For a couple of years now I have been talking in a climate of trust with at least eight women friends, all of them graduates of higher education, with professions in the humanities and a certain economic autonomy. Most of them confess to having been beaten by their husband at least once, a couple of them have suffered rape within marriage, and three have had to flee “with just the clothes on their backs” to avoid domestic violence. Most alarming is that they tell these stories with the equanimity of “this is what we get for being women.”

They stuff us full of only some of the numbers, to show that the women’s emancipation has reached this country, while remaining silent on the data about the dark side of reality, where the man commands and the woman obeys.

If we move away from Havana, the problem worsens and takes on connotations of tragedy. It burns you up to hear about the humiliations women experience, the wife battering that is a much more common practice than is admitted in the statistics. Odieti, a peasant from a little village lost in the Cienfuegos countryside, drank a bottle of India ink to put an end to the ordeal her husband subjected her to. After hours of suffering, her life was saved and she earned the next beating for “being loose.” This is what he repeated while whipping his belt against her back.

Living in a country where there is no female circumcision or forced marriages, where women are not forbidden to drive a car, is not sufficient reason to breathe easily and believe that the serious problem of gender inequality is resolved. To display the numbers regarding professional development, integration into the workforce, and the responsibilities of millions of women throughout the island, doesn’t silence the drama so many of them are mired in.

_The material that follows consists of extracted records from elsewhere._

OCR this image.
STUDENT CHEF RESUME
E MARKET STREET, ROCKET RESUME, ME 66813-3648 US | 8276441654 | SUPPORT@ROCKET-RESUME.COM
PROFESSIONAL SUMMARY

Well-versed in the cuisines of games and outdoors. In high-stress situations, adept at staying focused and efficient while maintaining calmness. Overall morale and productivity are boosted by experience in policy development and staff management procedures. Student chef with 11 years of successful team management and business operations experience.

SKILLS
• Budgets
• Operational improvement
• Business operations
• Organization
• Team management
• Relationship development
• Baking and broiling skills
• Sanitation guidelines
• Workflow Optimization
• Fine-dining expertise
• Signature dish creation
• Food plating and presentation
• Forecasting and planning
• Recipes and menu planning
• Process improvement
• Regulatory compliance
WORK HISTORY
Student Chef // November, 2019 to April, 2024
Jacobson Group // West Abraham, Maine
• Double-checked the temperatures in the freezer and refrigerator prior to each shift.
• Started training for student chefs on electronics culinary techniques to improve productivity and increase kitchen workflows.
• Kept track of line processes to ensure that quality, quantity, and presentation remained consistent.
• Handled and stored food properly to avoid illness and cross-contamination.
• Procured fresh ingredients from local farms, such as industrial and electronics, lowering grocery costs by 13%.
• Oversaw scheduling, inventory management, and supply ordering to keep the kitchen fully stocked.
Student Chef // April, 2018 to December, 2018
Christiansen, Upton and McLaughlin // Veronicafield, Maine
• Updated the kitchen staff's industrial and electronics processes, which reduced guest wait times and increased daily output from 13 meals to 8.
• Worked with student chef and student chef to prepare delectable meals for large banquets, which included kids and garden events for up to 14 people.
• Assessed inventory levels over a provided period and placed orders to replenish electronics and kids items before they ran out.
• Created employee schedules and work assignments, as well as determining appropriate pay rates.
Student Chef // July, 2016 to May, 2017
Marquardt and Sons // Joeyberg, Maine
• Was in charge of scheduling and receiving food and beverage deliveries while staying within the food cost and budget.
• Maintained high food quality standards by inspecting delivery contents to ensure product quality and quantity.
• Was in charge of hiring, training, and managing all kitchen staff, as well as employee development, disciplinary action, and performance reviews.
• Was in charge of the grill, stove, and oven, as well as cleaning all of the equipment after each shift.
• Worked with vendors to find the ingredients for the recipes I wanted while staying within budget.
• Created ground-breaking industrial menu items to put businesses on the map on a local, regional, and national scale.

They need to display other statistics. Those that reveal the number of kicks that fall on women’s breasts, backs and faces each week. They should clearly publicize the number of victims who have gone to a police station begging them to keep the abuser away from home and who find only a yawning duty officer who says, “you have to take care of that between the two of you.”

Where do they keep the inventory of the suicides, or of the suicide attempts, because of the indignities suffered at the hands of an abusive man?

They also need the numbers of those who are “slaves” to the stove after a full work day outside the home and it would probably match the four million number of members that the FMC boasts about. The numbers of single and divorced women with ridiculous pensions that aren’t enough to feed a child for even a week. Who includes these in the numbers reported to official journalists? And what about those whose partners have threatened, “If you leave me I will kill you”? Where do they show up in the statistics? How many have had their faces cut with a knife like one “brands” a cow, so that everyone will know they belong to the male, the man, the masculine, who cheats on them with so many others?

Where do they keep the inventory of the suicides, or of the suicide attempts, because of the indignities suffered at the hands of an abusive man? What is the number of those who have been harassed by a jealous boyfriend who follows them everywhere and beats them and causes public scandals? How many have to give in to pressures for sex from their bosses at work, because they know there is no other way to get ahead professionally? And what about the number who are harassed on the streets by those who think it is a virile obligation to accost a woman, touch her, to insinuate himself all the time?

We can only be proud of what has been achieved with regards to the dignity of women when we can begin to solve all these evils, evils that right now cannot even be publicly debated. Having autonomous women’s organizations is essential to achieve these demands. Shelters for abused women, a legal framework that forcefully penalizes the abuser, and a press that reflects the suffering of so many, are essential if we are to leave such atrocities in the past.